The client wanted to understand the performance characteristics of the different types of cloud databases out there and which database is the right one for their use-case.
Given, they were interested to evaluate AWS DynamoDB, AWS RDS etc we put forward the major features and the differences among all.
The goal was to come up with the performance of the given databases for a given use-case.
Benchmarking is one of the best ways to evaluate the performance of a database, providing vital insights that can prove incredibly useful when growing and scaling. There are a wide range of tools that can help with effective and efficient benchmarking.
We used pgbench for benchmarking AWS RDS. pgbench is a program for running benchmark tests on PostgreSQL. It runs the same sequence of SQL commands over and over, possibly in multiple concurrent database sessions, and then calculates the average transaction rate (transactions per second). By default, pgbench tests a scenario that is loosely based on TPC-B, involving five SELECT, UPDATE, and INSERT commands per transaction. However, we wrote our own transaction script files for testing custom scenarios.
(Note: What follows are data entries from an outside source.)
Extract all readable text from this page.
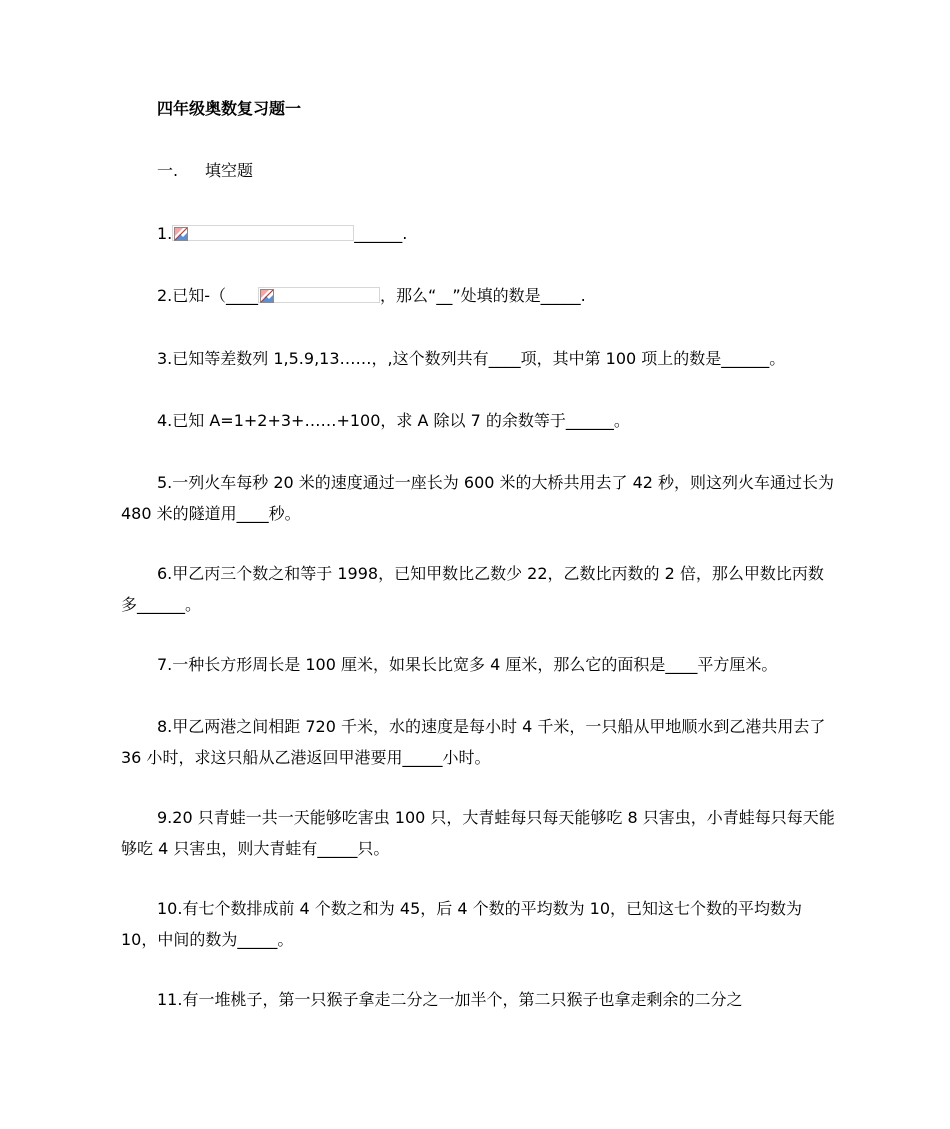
四年级奥数复习题一
一. 填空题
1.	______.
2.已知-（____	，那么“__”处填的数是_____.
3.已知等差数列 1,5.9,13……，,这个数列共有____项，其中第 100 项上的数是______。
4.已知 A=1+2+3+……+100，求 A 除以 7 的余数等于______。
5.一列火车每秒 20 米的速度通过一座长为 600 米的大桥共用去了 42 秒，则这列火车通过长为 480 米的隧道用____秒。
6.甲乙丙三个数之和等于 1998，已知甲数比乙数少 22，乙数比丙数的 2 倍，那么甲数比丙数多______。
7.一种长方形周长是 100 厘米，如果长比宽多 4 厘米，那么它的面积是____平方厘米。
8.甲乙两港之间相距 720 千米，水的速度是每小时 4 千米，一只船从甲地顺水到乙港共用去了 36 小时，求这只船从乙港返回甲港要用_____小时。
9.20 只青蛙一共一天能够吃害虫 100 只，大青蛙每只每天能够吃 8 只害虫，小青蛙每只每天能够吃 4 只害虫，则大青蛙有_____只。
10.有七个数排成前 4 个数之和为 45，后 4 个数的平均数为 10，已知这七个数的平均数为 10，中间的数为_____。
11.有一堆桃子，第一只猴子拿走二分之一加半个，第二只猴子也拿走剩余的二分之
We defined the goals before starting the benchmark such as the tps.
The tests ran in a client-server mode with varying capacity of client instances and fixed database server for a given run.
We used a variety of metrics including Host, CloudWatch, Network to get an idea of the saturation levels.
Provide visible insights into the performance characteristics of choosing a database and how the cloud tenancy affects performance as well.
Draw detailed performance stats to evaluate the database for a given load and capacity.
The conclusions helped the client in choosing the database for the specific use case and use the same information for multiple projects internally.